Corollary to #3: Run new tires. This is not the day to try and get an extra 122 miles out of those fucked over, worn out, multi-booted, threadbare pieces of shit that you got third-hand from Adrian. Slap on a pair of heavy duty training tires, use cloth Velox liner, and ride them several times to make sure everything’s copacetic.

4. Start eating on Thursday. The ride is too grueling to be completed with a big dinner the night before, waffles for breakfast the morning of the ride, and a pocketful of candy bars. Eat and eat big. Doesn’t matter what.

You'd rather see all manner of stars than even the slightest flash of purple.

5. Do not sit in. If you don’t know what this means, you’re good to go. If you do, pull through when it’s your turn. And it’s always your turn.

6. Don’t take hero pulls. Not even one. If you simply rotate through for eight hours you will still be absolutely crisped. If your M.O. is “macho,” now’s the day to learn moderation. Your finisher’s jersey depends on it.

7. Eat and drink throughout the ride. Ingest food every hour. Drink liberally.

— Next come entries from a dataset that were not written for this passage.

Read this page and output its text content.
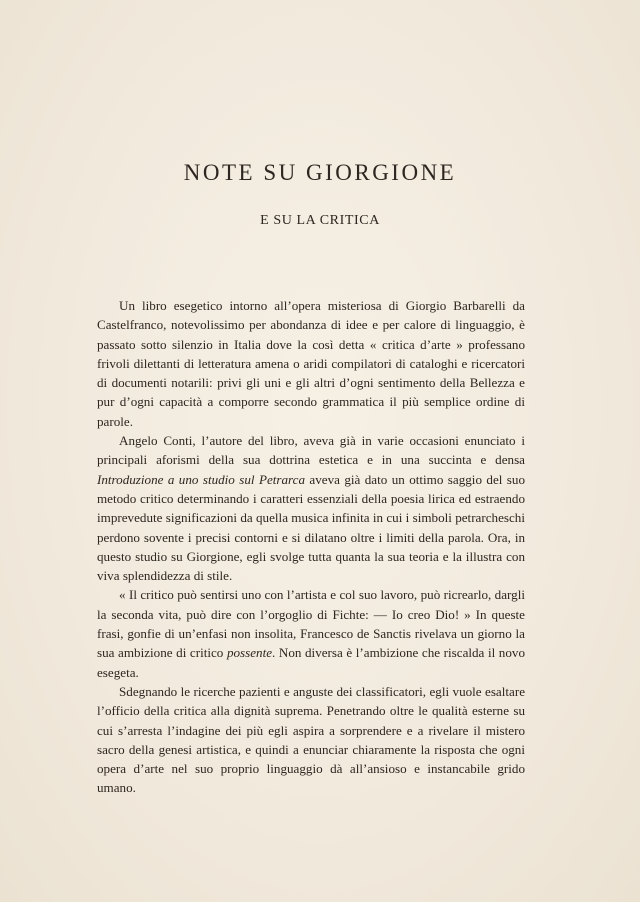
NOTE SU GIORGIONE
E SU LA CRITICA

Un libro esegetico intorno all’opera misteriosa di Giorgio Barbarelli da Castelfranco, notevolissimo per abondanza di idee e per calore di linguaggio, è passato sotto silenzio in Italia dove la così detta « critica d’arte » professano frivoli dilettanti di letteratura amena o aridi compilatori di cataloghi e ricercatori di documenti notarili: privi gli uni e gli altri d’ogni sentimento della Bellezza e pur d’ogni capacità a comporre secondo grammatica il più semplice ordine di parole.

Angelo Conti, l’autore del libro, aveva già in varie occasioni enunciato i principali aforismi della sua dottrina estetica e in una succinta e densa Introduzione a uno studio sul Petrarca aveva già dato un ottimo saggio del suo metodo critico determinando i caratteri essenziali della poesia lirica ed estraendo imprevedute significazioni da quella musica infinita in cui i simboli petrarcheschi perdono sovente i precisi contorni e si dilatano oltre i limiti della parola. Ora, in questo studio su Giorgione, egli svolge tutta quanta la sua teoria e la illustra con viva splendidezza di stile.

« Il critico può sentirsi uno con l’artista e col suo lavoro, può ricrearlo, dargli la seconda vita, può dire con l’orgoglio di Fichte: — Io creo Dio! » In queste frasi, gonfie di un’enfasi non insolita, Francesco de Sanctis rivelava un giorno la sua ambizione di critico possente. Non diversa è l’ambizione che riscalda il novo esegeta.

Sdegnando le ricerche pazienti e anguste dei classificatori, egli vuole esaltare l’officio della critica alla dignità suprema. Penetrando oltre le qualità esterne su cui s’arresta l’indagine dei più egli aspira a sorprendere e a rivelare il mistero sacro della genesi artistica, e quindi a enunciar chiaramente la risposta che ogni opera d’arte nel suo proprio linguaggio dà all’ansioso e instancabile grido umano.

8. Prepare for the 90-mile collapse. At the 90-mile mark there is a nasty, steep little wall called Bandy Canyon. It’s the gateway to the true toughness, technical difficulty, and ball-breaking ascents of the BWR. Continually ask yourself as you try to pace your efforts, “How am I going to feel when all hell breaks loose at 90 miles?” Unless the answer is, “Like Superman,” ease off. Then ease off some more, as there are vicious climbs again at miles 100, 107, 109, and 112.

This is not for you. Or for me. But that's okay.

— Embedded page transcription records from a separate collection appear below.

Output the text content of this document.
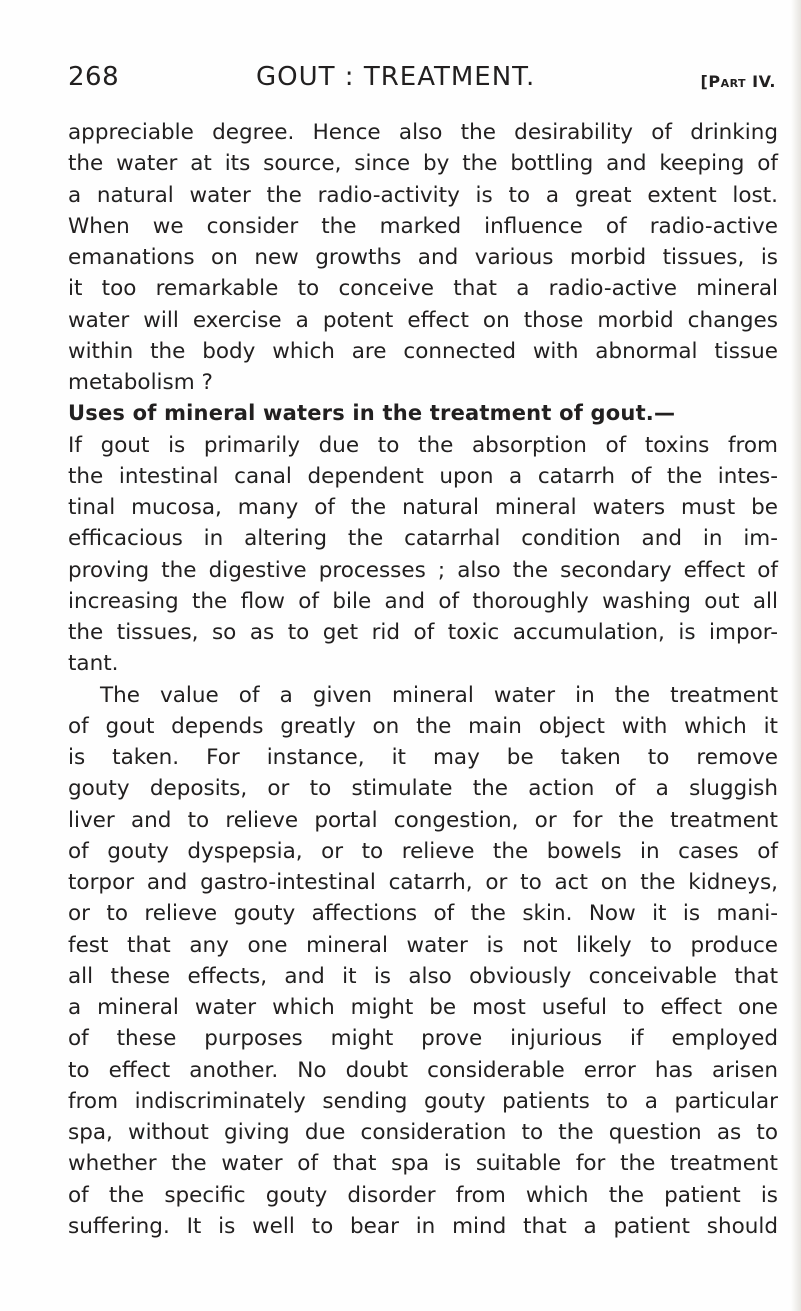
268	GOUT : TREATMENT.	[Part IV.
appreciable degree. Hence also the desirability of drinking
the water at its source, since by the bottling and keeping of
a natural water the radio-activity is to a great extent lost.
When we consider the marked influence of radio-active
emanations on new growths and various morbid tissues, is
it too remarkable to conceive that a radio-active mineral
water will exercise a potent effect on those morbid changes
within the body which are connected with abnormal tissue
metabolism ?
Uses of mineral waters in the treatment of gout.—
If gout is primarily due to the absorption of toxins from
the intestinal canal dependent upon a catarrh of the intes-
tinal mucosa, many of the natural mineral waters must be
efficacious in altering the catarrhal condition and in im-
proving the digestive processes ; also the secondary effect of
increasing the flow of bile and of thoroughly washing out all
the tissues, so as to get rid of toxic accumulation, is impor-
tant.
The value of a given mineral water in the treatment
of gout depends greatly on the main object with which it
is taken. For instance, it may be taken to remove
gouty deposits, or to stimulate the action of a sluggish
liver and to relieve portal congestion, or for the treatment
of gouty dyspepsia, or to relieve the bowels in cases of
torpor and gastro-intestinal catarrh, or to act on the kidneys,
or to relieve gouty affections of the skin. Now it is mani-
fest that any one mineral water is not likely to produce
all these effects, and it is also obviously conceivable that
a mineral water which might be most useful to effect one
of these purposes might prove injurious if employed
to effect another. No doubt considerable error has arisen
from indiscriminately sending gouty patients to a particular
spa, without giving due consideration to the question as to
whether the water of that spa is suitable for the treatment
of the specific gouty disorder from which the patient is
suffering. It is well to bear in mind that a patient should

9. Don’t dream of glory. Dream of honor. The big prizes are for someone else. The coveted King of the Waffle jersey? You don’t have a prayer. Hardman? You’re the jellied donut, he’s the marble slab. Sprint champion? Green has never been your color. All you want is to acquit yourself with honor, which is to say you rode every inch of the ride and you DID YOUR SHARE. That is everything. That is all.

10. Remember that cycling is all about degradation and defeat. When Magic Johnson said, “The goal is winning, of course you want to have fun but we compete to win,” he wasn’t talking about you. He was talking about champions. Ring-wearers. Bearers of the rainbow stripes. Those with the indomitable will to conquer and hoist themselves atop the bloody mound of the vanquished and the dead. You are not Magic Johnson. You couldn’t even carry his peewee jockstrap from elementary school. At best, you’re a marginally successful masters wanker who wins the occasional race against old people. At worst, you can’t even do that. Knowing this, you will be better prepared for the bottomless chasm of hellish agony into which you are about to plunge.

11. Review the ride map over and over. When you’re done, review it again. Imagine it’s the detailed product description for the newest Zipp rim on CompetitiveCyclist.com, or some other cycling blathersite on which you gladly waste hours of your time. Know the course intimately. If you’re unsure, reach out to other victims for information. If you don’t know any of the other riders, give up now.

Even if you secretly love purple, you don't want this jersey.

**Pre-ride checklist

1. Life insurance premiums current?

2. Next-of-kin information left at the ride sign-in?

3. Significant other knows where you want the organizers to ship the corpse?

4. In the unlikely event you finish, have you reserved two weeks’ worth of sick days beginning March 26?

5. Cab money? There are no cabs, but you may be able to pay for a hitchhike.

6. Recited your prayers?

7. Kissed ass goodbye?

You’re ready to ride!

***Pre-ride course notes

  • As of last week, additional challenging sections have been added with steep, shorty, punchy walls and rapid descents.
  • Some of these new sections include dirt and gravel, with a particularly nasty section after the Couser Canyon climb.
  • After this series of morale crushers, where some will fall off their bikes or grind to a halt as they flailingly try to navigate the uneven surface, there is a new, long component of dirt roads.
  • One of the new unpaved sections has a “special surprise.” Remember when you were a kid and you loved surprises? Well, you’re not a kid anymore.
  • One of the unpaved sections goes for a while, hits a kicker toward the end that will cause many to flail on and dismount or tip over.